Bytes Technology Group is a reseller of computer software in Leatherhead, Surrey, England. It is listed on the London Stock Exchange and is a constituent of the FTSE 250 Index.

==History==
The business was established in a shop in Epsom in 1982. It was acquired by Allied Electronics Corporation (Altron), a company led by the entrepreneur, Bill Venter, in 1998.

In 2011, Bytes acquired Security Partnerships, a Reading-based cybersecurity specialist. The acquisition expanded the group's capabilities in information security, managed services and risk management.

In 2014, Bytes sold its document solutions subsidiary, Bytes Document Solutions, as part of a strategy to focus on software licensing, cloud computing, cybersecurity and IT services.

In 2017, Bytes acquired Blenheim Group, the parent company of Phoenix Software, a software licensing and IT services provider with a significant public-sector customer base. The acquisition expanded Bytes' presence in the public sector and strengthened its geographic coverage across the United Kingdom.

In December 2020, the company was demerged from Altron as part of an oversubscribed initial public offering on the London Stock Exchange; it also obtained a secondary inward listing on the Johannesburg Stock Exchange. The flotation valued the company at approximately £646.6 million and raised gross proceeds of approximately £352.4 million.
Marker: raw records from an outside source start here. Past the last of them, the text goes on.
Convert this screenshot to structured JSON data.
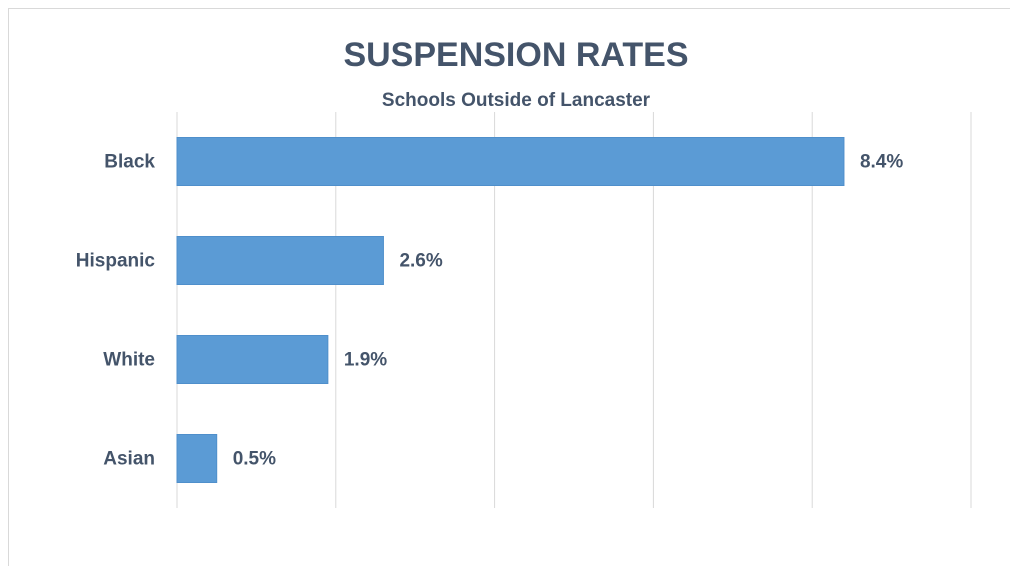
{
  "chart_data": {
    "type": "bar",
    "orientation": "horizontal",
    "title": "SUSPENSION RATES",
    "subtitle": "Schools Outside of Lancaster",
    "categories": [
      "Black",
      "Hispanic",
      "White",
      "Asian"
    ],
    "values": [
      8.4,
      2.6,
      1.9,
      0.5
    ],
    "value_labels": [
      "8.4%",
      "2.6%",
      "1.9%",
      "0.5%"
    ],
    "color": "#5b9bd5",
    "xlim": [
      0,
      10
    ],
    "xticks": [
      0,
      2,
      4,
      6,
      8,
      10
    ],
    "grid": true
  }
}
In February 2024, the CEO, Neil Murphy, resigned abruptly after the board became aware of some previously undisclosed trades in the company's shares.

In September 2026, Gavin Rochussen was appointed as chair in succession to Patrick De Smedt.

==Operations==
Bytes Technology Group is a value-added reseller and information technology services provider operating in the United Kingdom and Ireland. The company provides software licensing, cloud computing, cybersecurity and artificial intelligence solutions, alongside consulting, implementation and managed services.

The group operates through two principal businesses: Bytes Software Services and Phoenix Software. Phoenix Software has historically maintained a strong focus on public-sector organisations including government, healthcare, education and charitable bodies, while Bytes Software Services serves commercial and enterprise customers.

The company has historically been closely associated with Microsoft technologies and was reported to be the largest reseller of Microsoft Azure cloud services in the United Kingdom during the year ended 30 June 2019.

In 2026, Bytes Technology Group adopted a more distinct operating structure, with Bytes Software Services focusing on private-sector customers and Phoenix Software focusing exclusively on public-sector organisations.